Sur plusieurs de ces points, Pascal cite comme étant d’Escobar des phrases que le P. Weiss n’a pas retrouvées dans les premières éditions latines du Liber Theologiæ moralis, et qui, selon toute apparence, auront été « interpolées » par d’autres auteurs dans cette espèce de « manuel » pratique du confesseur. Et ceci m’amène à signaler une troisième catégorie d’erreurs de Pascal, qui consistent à rendre Escobar responsable d’opinions qu’il s’est simplement borné à transcrire dans ses Praxis, ou catalogues de toutes les opinions « probables » émises par des casuistes autorisés. Plus d’une fois le jésuite de Valladolid désapprouve, pour son propre compte, des doctrines qu’il nous expose sans commentaire, vingt pages plus bas, dans sa Praxis. Tel est le cas, notamment, pour la question de savoir si l’on peut souhaiter la mort du prochain en raison de l’intérêt personnel qu’on en retirerait, comme aussi pour la fameuse question des « restrictions mentales. » Lorsqu’il est tenu de nous dire sa propre pensée, Escobar condamne toute « restriction mentale, » et n’admet le souhait de la mort d’autrui qu’avec la seule excuse de l’intérêt général.

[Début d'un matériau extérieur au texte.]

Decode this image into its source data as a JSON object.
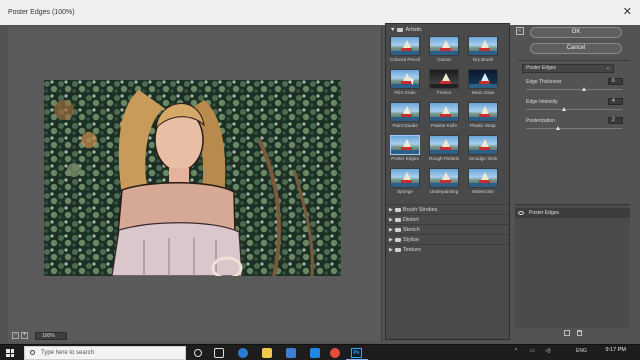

Mais quand, ensuite, il découvre une opinion contraire chez l’un quelconque des maîtres qui lui paraissent des hommes d’un génie merveilleux en comparaison de l’ignorant qu’il est, comment s’empêcherait-il de la reproduire ? Lui-même nous l’avoue, avec une ingénuité bien touchante, à propos de la possibilité d’assister simultanément à quatre morceaux de messe. Il est convaincu, au fond, qu’une telle possibilité est « tout à fait absurde, » comme a osé le déclarer l’admirable Suarez. « Mais moi, qui ai lu tant d’auteurs approuvant cette opinion, comment me permettrais-je d’avouer qu’elle n’est pas revêtue d’une probabilité suffisante ? »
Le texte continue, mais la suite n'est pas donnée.